Un término más apropiado para Keynes sería “carismático” (no en el sentido de conseguir la lealtad de millones, sino de ser capaz de embaucar y seducir a gente importante), de padrinos a políticos a estudiantes e incluso a economistas opositores. Un hombre que pensaba y actuaba en términos de poder y dominación brutal, que vilipendiaba el concepto de principio moral, que fue un enemigo eterno y declarado de la burguesía, los acreedores y de la clase media ahorradora, que fue un mentiroso sistemático, retorciendo la verdad para ajustarla a su planes, que fue un fascista y un antisemita, Keynes fue sin embargo capaz de convencer a oponentes y competidores.
A pesar de que animaba a sus estudiantes contra sus colegas, era capaz de engañar a esos mismos colegas para que se rindieran intelectualmente. Acosando y machacando injustamente a Pigou, Keynes fue aún así capaz al menos más allá de la tumba, de arrancar una abyecta retractación de su viejo colega. Igualmente inspiró a su antiguo enemigo Lionel Robbins a alabarlo absurdamente en su diario acerca del halo dorado alrededor la cabeza “de dios” de Keynes. Fue capaz de convertir al keynesianismo a bastantes hayekianos y misesianos que deberían haber tenido más conocimiento (e indudablemente lo tenían): además de Abba Lerner, John Hicks, Kenneth Boulding, Nicholas Kaldor y G.L.S. Shackle en Inglaterra, estuvieron también Fritz Machlup y Gottfried Haberler de Viena, que recalaron en Johns Hopkins y Harvard, respectivamente.

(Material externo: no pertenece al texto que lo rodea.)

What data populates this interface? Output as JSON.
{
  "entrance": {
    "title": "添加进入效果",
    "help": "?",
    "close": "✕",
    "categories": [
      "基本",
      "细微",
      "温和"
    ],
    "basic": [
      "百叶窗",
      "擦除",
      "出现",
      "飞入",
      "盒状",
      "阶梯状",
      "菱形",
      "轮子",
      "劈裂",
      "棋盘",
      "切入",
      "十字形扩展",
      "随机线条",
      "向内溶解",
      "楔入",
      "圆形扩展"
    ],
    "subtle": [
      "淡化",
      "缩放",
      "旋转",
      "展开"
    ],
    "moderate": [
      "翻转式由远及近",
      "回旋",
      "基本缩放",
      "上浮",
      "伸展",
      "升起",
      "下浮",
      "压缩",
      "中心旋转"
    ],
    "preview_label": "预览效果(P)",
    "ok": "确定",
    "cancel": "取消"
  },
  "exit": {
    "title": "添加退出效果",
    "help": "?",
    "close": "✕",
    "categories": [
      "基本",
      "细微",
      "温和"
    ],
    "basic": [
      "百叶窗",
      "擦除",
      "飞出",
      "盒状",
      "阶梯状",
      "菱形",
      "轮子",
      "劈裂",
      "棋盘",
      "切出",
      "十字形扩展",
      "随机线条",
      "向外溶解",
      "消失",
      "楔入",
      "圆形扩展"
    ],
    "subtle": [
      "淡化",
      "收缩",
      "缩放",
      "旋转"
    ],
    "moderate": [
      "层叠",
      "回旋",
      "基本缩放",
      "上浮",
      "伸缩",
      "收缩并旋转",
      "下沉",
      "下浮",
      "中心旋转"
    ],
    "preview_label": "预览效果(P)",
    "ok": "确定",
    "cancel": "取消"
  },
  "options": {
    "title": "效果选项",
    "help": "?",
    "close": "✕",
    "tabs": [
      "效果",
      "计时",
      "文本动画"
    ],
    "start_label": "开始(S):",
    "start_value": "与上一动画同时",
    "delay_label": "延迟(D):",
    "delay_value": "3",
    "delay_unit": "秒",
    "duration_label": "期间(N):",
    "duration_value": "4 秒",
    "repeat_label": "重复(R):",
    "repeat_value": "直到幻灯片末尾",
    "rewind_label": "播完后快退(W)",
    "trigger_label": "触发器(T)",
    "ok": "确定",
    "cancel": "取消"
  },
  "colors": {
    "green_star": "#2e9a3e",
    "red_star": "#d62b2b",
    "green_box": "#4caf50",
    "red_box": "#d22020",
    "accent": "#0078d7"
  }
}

De todos los misesianos de principios de la década de 1930, el único economista completamente libre de verse afectado por la doctrina y personalidad de Keynes fue el propio Mises. Y Mises, en Ginebra y luego durante años en Nueva York sin un puesto de profesor, fue eliminado de la escena académica influyente. A pesar de que Hayek se mantuvo antikeynesiano, también se vio afectado por el carisma de Keynes. A pesar de todo, Hayek estaba orgulloso de calificar a Keynes de amigo y de hecho promovió la leyenda de que Keynes, al final de su vida, iba a renegar de su propio keynesianismo.
La evidencia de la supuesta conversión en el último momento de Keynes es notablemente débil (basada en dos acontecimientos en los últimos años de la vida de Keynes). Primero, en junio de 1944, tras leer Camino de servidumbre, Keynes, entonces en el pináculo de su carrera como planificador del gobierno en tiempo de guerra mandó una nota a Hayek calificándolo como “un gran libro (…) moral y filosóficamente me veo de acuerdo con prácticamente todo él”. ¿Pero por qué debería esto interpretarse como algo más que una nota educada a un amigo informal con ocasión de su primer libro de éxito popular?
Además, Keynes dejó claro que, a pesar de sus amigables palabras, nunca aceptó la tesis esencial de la “ladera resbaladiza” de Hayek, es decir, que el estatismo y la planificación central llevaban directos al totalitarismo. Por el contrario, Keynes escribió que “una planificación moderada estará bien si los que la realizan están correctamente alineados en sus ideas y corazones con la parte moral”. Por supuesto, esta frase suena a cierta, pues Keynes siempre creyó que el nombramiento de hombres buenos, es decir, de sí mismo y los técnicos y estadistas de su clase social, era la única salvaguarda necesaria para controlar los poderes de los gobernantes (Wilson 1982: pp. 64 y ss.).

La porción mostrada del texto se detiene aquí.